Few experiences on earth match the beauty, wonder and fulfillment of an intimately connected marriage. Ready or Knot? will show you how such a knot is tied.
Frances Allen says
I have to add this book to our Re|engage resource table!
Amy says
Thanks Gary, I was looking for a book to get and this is perfect🙂
Dorene Lilley says
Buying the book today. I am a Christian therapist that occasionally does premarital counseling and this book looks like a great supplement
Scott Kedersha says
Glad to hear it, Dorene! I hope you enjoy it and it proves to be helpful for couples you meet with!
Judy W. says
Gary, if your foreword is a foreshadow of the book, it’s bound to be excellent! My gentleman friend and I are talking about marriage and we’re in our 60s. While some things are different for older couples, I know that many things are the same as with younger couples. Does the book address issues older couples might face that could affect an excellent union?
Thank you, again, for your God-inspired words!
Scott Kedersha says
Hi Judy! First of all, I agree with you – Gary did an outstanding job with the Foreword!
To answer your question, all of the material would 100% apply to your situation as a couple in your 60’s.
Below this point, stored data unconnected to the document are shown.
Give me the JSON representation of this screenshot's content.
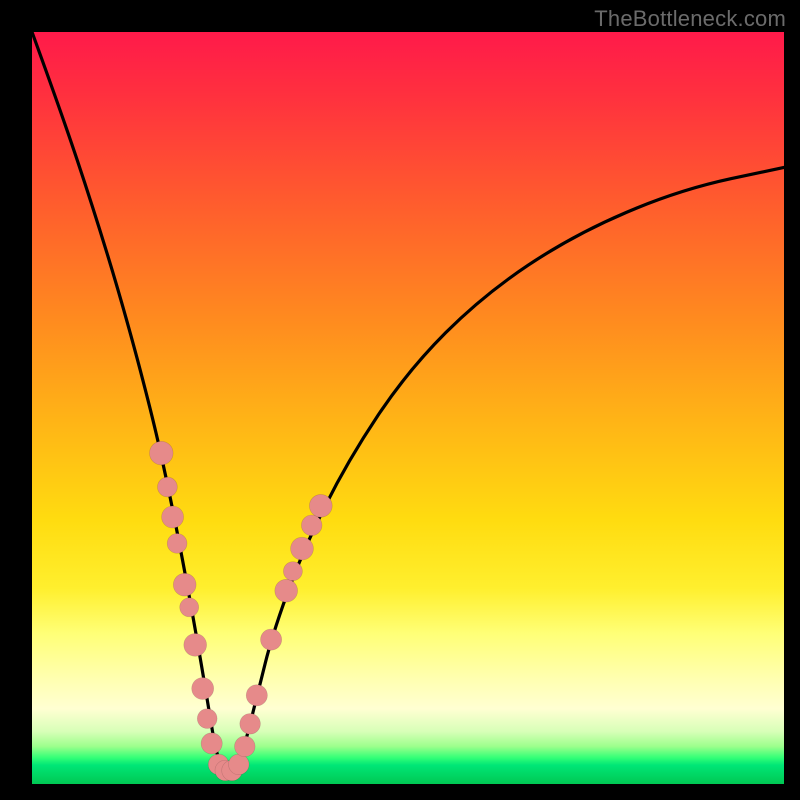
{
  "watermark": "TheBottleneck.com",
  "colors": {
    "frame": "#000000",
    "curve": "#000000",
    "dot": "#e68a8a"
  },
  "chart_data": {
    "type": "line",
    "title": "",
    "xlabel": "",
    "ylabel": "",
    "xlim": [
      0,
      100
    ],
    "ylim": [
      0,
      100
    ],
    "grid": false,
    "legend": false,
    "note": "Values estimated from pixel positions; axes have no tick labels, so units are relative 0–100. Higher y = higher on screen / worse bottleneck; minimum of curve ≈ optimal point.",
    "series": [
      {
        "name": "bottleneck-curve",
        "x": [
          0,
          4,
          8,
          12,
          16,
          18,
          20,
          22,
          23.5,
          24.5,
          25.5,
          27,
          28,
          30,
          32,
          36,
          42,
          50,
          60,
          72,
          86,
          100
        ],
        "y": [
          100,
          89,
          77,
          64,
          49,
          40,
          30,
          19,
          10,
          4,
          2,
          2,
          4,
          12,
          20,
          31,
          43,
          55,
          65,
          73,
          79,
          82
        ]
      }
    ],
    "markers": {
      "name": "highlight-dots",
      "note": "Salmon dots clustered near the curve minimum on both branches.",
      "points": [
        {
          "x": 17.2,
          "y": 44.0,
          "r": 1.8
        },
        {
          "x": 18.0,
          "y": 39.5,
          "r": 1.3
        },
        {
          "x": 18.7,
          "y": 35.5,
          "r": 1.6
        },
        {
          "x": 19.3,
          "y": 32.0,
          "r": 1.3
        },
        {
          "x": 20.3,
          "y": 26.5,
          "r": 1.7
        },
        {
          "x": 20.9,
          "y": 23.5,
          "r": 1.2
        },
        {
          "x": 21.7,
          "y": 18.5,
          "r": 1.7
        },
        {
          "x": 22.7,
          "y": 12.7,
          "r": 1.6
        },
        {
          "x": 23.3,
          "y": 8.7,
          "r": 1.3
        },
        {
          "x": 23.9,
          "y": 5.4,
          "r": 1.5
        },
        {
          "x": 24.8,
          "y": 2.6,
          "r": 1.4
        },
        {
          "x": 25.7,
          "y": 1.8,
          "r": 1.4
        },
        {
          "x": 26.6,
          "y": 1.8,
          "r": 1.4
        },
        {
          "x": 27.5,
          "y": 2.6,
          "r": 1.4
        },
        {
          "x": 28.3,
          "y": 5.0,
          "r": 1.4
        },
        {
          "x": 29.0,
          "y": 8.0,
          "r": 1.4
        },
        {
          "x": 29.9,
          "y": 11.8,
          "r": 1.5
        },
        {
          "x": 31.8,
          "y": 19.2,
          "r": 1.5
        },
        {
          "x": 33.8,
          "y": 25.7,
          "r": 1.7
        },
        {
          "x": 34.7,
          "y": 28.3,
          "r": 1.2
        },
        {
          "x": 35.9,
          "y": 31.3,
          "r": 1.7
        },
        {
          "x": 37.2,
          "y": 34.4,
          "r": 1.4
        },
        {
          "x": 38.4,
          "y": 37.0,
          "r": 1.7
        }
      ]
    }
  }
}
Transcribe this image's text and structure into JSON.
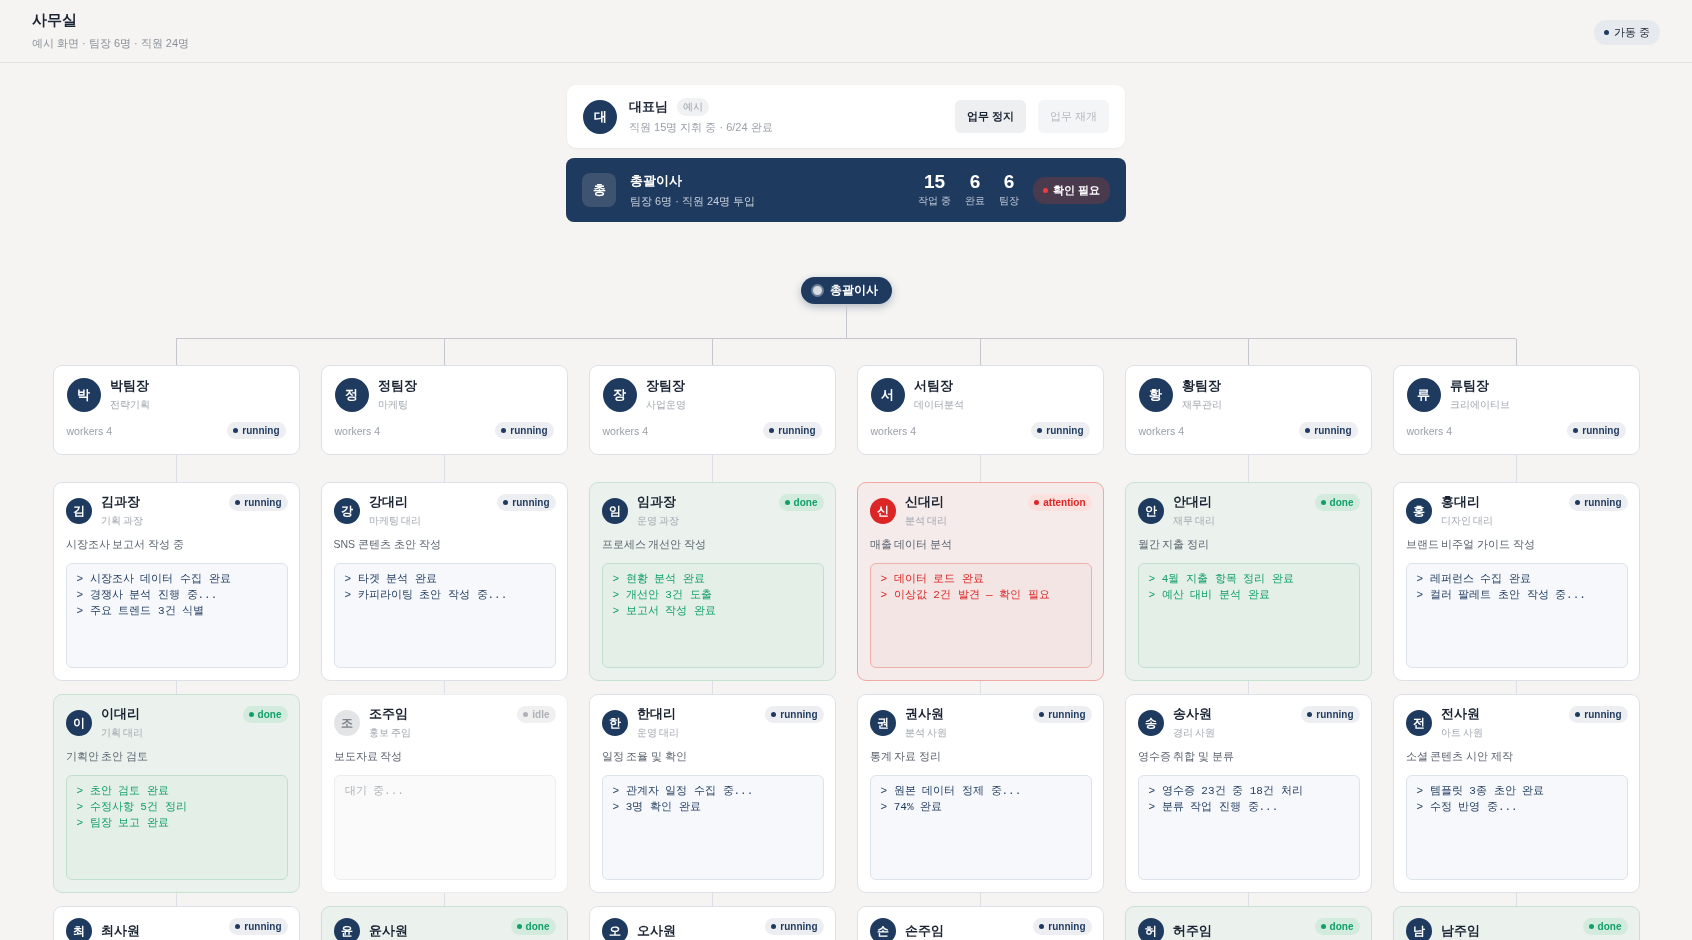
{
  "header": {
    "title": "사무실",
    "subtitle": "예시 화면 · 팀장 6명 · 직원 24명",
    "status": "가동 중"
  },
  "ceo": {
    "avatar": "대",
    "name": "대표님",
    "tag": "예시",
    "subtitle": "직원 15명 지휘 중 · 6/24 완료",
    "buttons": [
      {
        "label": "업무 정지",
        "disabled": false
      },
      {
        "label": "업무 재개",
        "disabled": true
      }
    ]
  },
  "director": {
    "avatar": "총",
    "name": "총괄이사",
    "subtitle": "팀장 6명 · 직원 24명 투입",
    "stats": [
      {
        "value": "15",
        "label": "작업 중"
      },
      {
        "value": "6",
        "label": "완료"
      },
      {
        "value": "6",
        "label": "팀장"
      }
    ],
    "alert": "확인 필요"
  },
  "root_node": "총괄이사",
  "teams": [
    {
      "leader": {
        "avatar": "박",
        "name": "박팀장",
        "dept": "전략기획",
        "workers": "workers 4",
        "status": "running"
      },
      "members": [
        {
          "avatar": "김",
          "name": "김과장",
          "role": "기획 과장",
          "status": "running",
          "task": "시장조사 보고서 작성 중",
          "logs": [
            "> 시장조사 데이터 수집 완료",
            "> 경쟁사 분석 진행 중...",
            "> 주요 트렌드 3건 식별"
          ]
        },
        {
          "avatar": "이",
          "name": "이대리",
          "role": "기획 대리",
          "status": "done",
          "task": "기획안 초안 검토",
          "logs": [
            "> 초안 검토 완료",
            "> 수정사항 5건 정리",
            "> 팀장 보고 완료"
          ]
        },
        {
          "avatar": "최",
          "name": "최사원",
          "status": "running"
        }
      ]
    },
    {
      "leader": {
        "avatar": "정",
        "name": "정팀장",
        "dept": "마케팅",
        "workers": "workers 4",
        "status": "running"
      },
      "members": [
        {
          "avatar": "강",
          "name": "강대리",
          "role": "마케팅 대리",
          "status": "running",
          "task": "SNS 콘텐츠 초안 작성",
          "logs": [
            "> 타겟 분석 완료",
            "> 카피라이팅 초안 작성 중..."
          ]
        },
        {
          "avatar": "조",
          "name": "조주임",
          "role": "홍보 주임",
          "status": "idle",
          "task": "보도자료 작성",
          "logs": [
            "대기 중..."
          ]
        },
        {
          "avatar": "윤",
          "name": "윤사원",
          "status": "done"
        }
      ]
    },
    {
      "leader": {
        "avatar": "장",
        "name": "장팀장",
        "dept": "사업운영",
        "workers": "workers 4",
        "status": "running"
      },
      "members": [
        {
          "avatar": "임",
          "name": "임과장",
          "role": "운영 과장",
          "status": "done",
          "task": "프로세스 개선안 작성",
          "logs": [
            "> 현황 분석 완료",
            "> 개선안 3건 도출",
            "> 보고서 작성 완료"
          ]
        },
        {
          "avatar": "한",
          "name": "한대리",
          "role": "운영 대리",
          "status": "running",
          "task": "일정 조율 및 확인",
          "logs": [
            "> 관계자 일정 수집 중...",
            "> 3명 확인 완료"
          ]
        },
        {
          "avatar": "오",
          "name": "오사원",
          "status": "running"
        }
      ]
    },
    {
      "leader": {
        "avatar": "서",
        "name": "서팀장",
        "dept": "데이터분석",
        "workers": "workers 4",
        "status": "running"
      },
      "members": [
        {
          "avatar": "신",
          "name": "신대리",
          "role": "분석 대리",
          "status": "attention",
          "task": "매출 데이터 분석",
          "logs": [
            "> 데이터 로드 완료",
            "> 이상값 2건 발견 — 확인 필요"
          ]
        },
        {
          "avatar": "권",
          "name": "권사원",
          "role": "분석 사원",
          "status": "running",
          "task": "통계 자료 정리",
          "logs": [
            "> 원본 데이터 정제 중...",
            "> 74% 완료"
          ]
        },
        {
          "avatar": "손",
          "name": "손주임",
          "status": "running"
        }
      ]
    },
    {
      "leader": {
        "avatar": "황",
        "name": "황팀장",
        "dept": "재무관리",
        "workers": "workers 4",
        "status": "running"
      },
      "members": [
        {
          "avatar": "안",
          "name": "안대리",
          "role": "재무 대리",
          "status": "done",
          "task": "월간 지출 정리",
          "logs": [
            "> 4월 지출 항목 정리 완료",
            "> 예산 대비 분석 완료"
          ]
        },
        {
          "avatar": "송",
          "name": "송사원",
          "role": "경리 사원",
          "status": "running",
          "task": "영수증 취합 및 분류",
          "logs": [
            "> 영수증 23건 중 18건 처리",
            "> 분류 작업 진행 중..."
          ]
        },
        {
          "avatar": "허",
          "name": "허주임",
          "status": "done"
        }
      ]
    },
    {
      "leader": {
        "avatar": "류",
        "name": "류팀장",
        "dept": "크리에이티브",
        "workers": "workers 4",
        "status": "running"
      },
      "members": [
        {
          "avatar": "홍",
          "name": "홍대리",
          "role": "디자인 대리",
          "status": "running",
          "task": "브랜드 비주얼 가이드 작성",
          "logs": [
            "> 레퍼런스 수집 완료",
            "> 컬러 팔레트 초안 작성 중..."
          ]
        },
        {
          "avatar": "전",
          "name": "전사원",
          "role": "아트 사원",
          "status": "running",
          "task": "소셜 콘텐츠 시안 제작",
          "logs": [
            "> 템플릿 3종 초안 완료",
            "> 수정 반영 중..."
          ]
        },
        {
          "avatar": "남",
          "name": "남주임",
          "status": "done"
        }
      ]
    }
  ]
}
The material on communication, spiritual intimacy, money, etc… would apply to any couple. One of the editors was a single mom considering remarriage, so she made some great changes to manuscript that covered potential step/blended family questions.
It does not, however, cover some of the issues couples in their 60’s might face – i.e., if you have adult children or grandchildren, aging/dying parents, etc…. You might read Ready or Knot? and then supplement it with another marriage book for couples in their 50’s/60’s. I hope this helps!
Judy W says
Yes! Thank you!
Gary Denniss says
This foreword is intriguingly written and certainly encourages me to obtain the book and use it in my marriage counseling. Thank you.